Photos of many sacks of rice stacked in warehouses in far northern Cameroon were posted on Facebook in early August. According to the group that posted the images– which works for food sovereignty– this rice was produced in Cameroon but has never been sold, even though the country imports large quantities of rice every year. The group called it a “scandalous” situation, considering the struggles faced by local rice producers.
These photos were taken on August 2 and 3, then posted online on August 5 by Bernard Njonga, the president of a group that works for food sovereignty and other topics, called ACDIC, or the Citizen Association for the Defense of Collective Interests (in French, Association citoyenne de Défense des Intérêts collectifs).
The photos and videos, which have garnered tens of thousands of views, were taken in Yagoua and Maga, where most of Cameroon’s rice is grown. They show locally produced rice stocked in warehouses belonging to a public organisation that supports local rice growers called the Society for the Expansion and Modernisation of Rice-growing in Yagoua (known as SEMRY, the acronym for the French Société d’Expansion et de Modernisation de la Riziculture de Yagoua).
“The SEMRY shops are full of unhusked rice in YAGOUA and Maga (about 160,000 tons). Some of the stock dates back to 2015”, reads the post. “We import and import rice more and more. More than 800,000 tons in 2017 for a total of more than 150 billion FCFA.”
According to ACDIC president Njonga, who wrote the post, this situation came about because it is more profitable for shopkeepers to buy foreign rice than local rice.
Facebook post by Bernard Njonga (translated from French): “CAMEROONIAN RICE. ‘THE SCANDAL OF THE CENTURY IN YAGOUA & MAGA’ STOP!” These photos were taken in Maga and Yagoua, in far northern Cameroon.
“Cameroonian rice producers don’t get any subsidies”
Bernard Njonga told the FRANCE 24 Observers team about what he calls a “scandalous” situation.
When I went to Yagoua and Maga, I didn’t expect to see so much rice in the warehouses- especially not rice that has been sitting there unsold since 2015!
Currently, the cost of producing rice in Cameroon elevated because rice producers don’t get any subsidies. What’s more, transporting a bag of rice between Yagoua and Yaoundé costs more than if it came from Beijing. So, for shopkeepers, it is more profitable to buy foreign rice than local rice. So, Cameroonian rice producers are becoming poorer and poorer.

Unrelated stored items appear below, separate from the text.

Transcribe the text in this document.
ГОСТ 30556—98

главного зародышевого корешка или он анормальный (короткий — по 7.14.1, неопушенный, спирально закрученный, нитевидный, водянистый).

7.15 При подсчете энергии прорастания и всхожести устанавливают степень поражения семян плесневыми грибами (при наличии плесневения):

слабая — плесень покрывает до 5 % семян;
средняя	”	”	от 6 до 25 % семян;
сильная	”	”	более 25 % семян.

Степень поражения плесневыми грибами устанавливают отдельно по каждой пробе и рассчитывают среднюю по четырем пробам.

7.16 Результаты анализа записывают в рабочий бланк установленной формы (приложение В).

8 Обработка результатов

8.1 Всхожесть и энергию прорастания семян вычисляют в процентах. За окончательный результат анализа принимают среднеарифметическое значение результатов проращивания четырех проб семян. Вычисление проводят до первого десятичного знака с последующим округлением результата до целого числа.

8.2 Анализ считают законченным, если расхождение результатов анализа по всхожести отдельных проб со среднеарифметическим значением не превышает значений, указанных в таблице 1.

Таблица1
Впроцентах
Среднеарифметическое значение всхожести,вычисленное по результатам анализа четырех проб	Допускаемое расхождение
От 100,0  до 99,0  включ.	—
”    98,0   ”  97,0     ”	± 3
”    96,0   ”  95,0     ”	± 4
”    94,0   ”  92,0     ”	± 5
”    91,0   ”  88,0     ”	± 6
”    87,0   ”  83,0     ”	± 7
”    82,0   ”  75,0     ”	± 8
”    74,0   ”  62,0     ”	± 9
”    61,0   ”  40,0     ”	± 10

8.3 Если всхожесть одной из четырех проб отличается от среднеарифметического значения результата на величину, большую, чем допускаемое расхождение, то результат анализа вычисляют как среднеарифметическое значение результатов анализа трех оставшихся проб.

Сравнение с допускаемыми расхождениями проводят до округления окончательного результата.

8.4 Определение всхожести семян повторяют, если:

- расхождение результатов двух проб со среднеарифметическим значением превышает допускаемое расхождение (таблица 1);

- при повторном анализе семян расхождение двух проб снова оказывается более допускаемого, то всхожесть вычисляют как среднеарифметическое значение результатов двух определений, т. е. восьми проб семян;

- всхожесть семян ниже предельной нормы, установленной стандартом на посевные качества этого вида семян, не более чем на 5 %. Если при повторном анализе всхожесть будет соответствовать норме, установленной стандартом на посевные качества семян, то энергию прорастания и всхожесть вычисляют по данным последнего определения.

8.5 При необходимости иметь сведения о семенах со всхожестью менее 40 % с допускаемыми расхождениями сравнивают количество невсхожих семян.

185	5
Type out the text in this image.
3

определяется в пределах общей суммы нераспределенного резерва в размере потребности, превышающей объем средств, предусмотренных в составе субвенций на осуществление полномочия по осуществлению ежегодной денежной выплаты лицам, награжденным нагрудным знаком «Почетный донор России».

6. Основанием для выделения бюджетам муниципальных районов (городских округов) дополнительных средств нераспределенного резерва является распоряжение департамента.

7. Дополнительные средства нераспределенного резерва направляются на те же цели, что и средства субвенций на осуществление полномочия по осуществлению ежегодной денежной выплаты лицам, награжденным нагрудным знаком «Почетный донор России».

We think that three things need to be done. First, we need to impose a quota, insuring that local shopkeepers buy a certain percentage of local rice. [Editor’s note: The ACDIC has already launched a petition calling for this.] We also need to provide subsidies to local farmers, and to promote local rice to improve its image.
Nothing out of the ordinary, according to SEMRY
The FRANCE 24 Observers reached out to the director general of SEMRY, but he did not respond to our request for comment.
However, SEMRY did release a statement in response to the post by the president of the ACDIC, explaining that SEMRY had “started to store rice in its shops in Maga and Yagoua in 2017”, “in preparation for the launch of […] two new machine lines” purchased by the government to “relaunch the transformation of paddy rice”. This could explain why there was so much rice stocked in the SEMRY warehouses.
However, SEMRY did not respond to the comments made by the ACDIC president about the difference in price between local rice and foreign rice, and the difficulties of rice producers.
The statement by the director general of SEMRY.
Narcisse Guybolo, the founder of Agri-Invest, a company that supports farmers (especially rice producers), spoke the FRANCE 24 Observers team about the difficulties faced by rice producers in Cameroon.
I think the main problem is that SEMRY doesn’t support rice farmers as it should. There are about 100,000 rice producers living in the region around Yagoua and Maga. Currently, SEMRY rents these farmers just under 27,200 acres of land. SEMRY takes care of the irrigation of this land but doesn’t give the farmers information on how to use agricultural inputs or how to access new technology. Moreover, they have very little training in the commercialization of their products.
So rice producers buy their own seeds and inputs at a high price and then they don’t use the best techniques and they fall into debt.
People in this region know full well that working in the rice-producing sector isn’t profitable but many of them do it anyway because they don’t have a choice. It does represent the main economic activity in the region.
“The export of Cameroonian rice to Nigeria stopped in 2015”
Up until 2015, almost all Cameroonian rice was sold in Nigeria. But the exports stopped because of an increase in activities carried out by the terrorist group Boko Haram in the region.
Currently, the aim is to sell the rice internally. However it remains difficult to get intermediaries interested in buying and distributing this rice because it remains cheaper to import rice from abroad.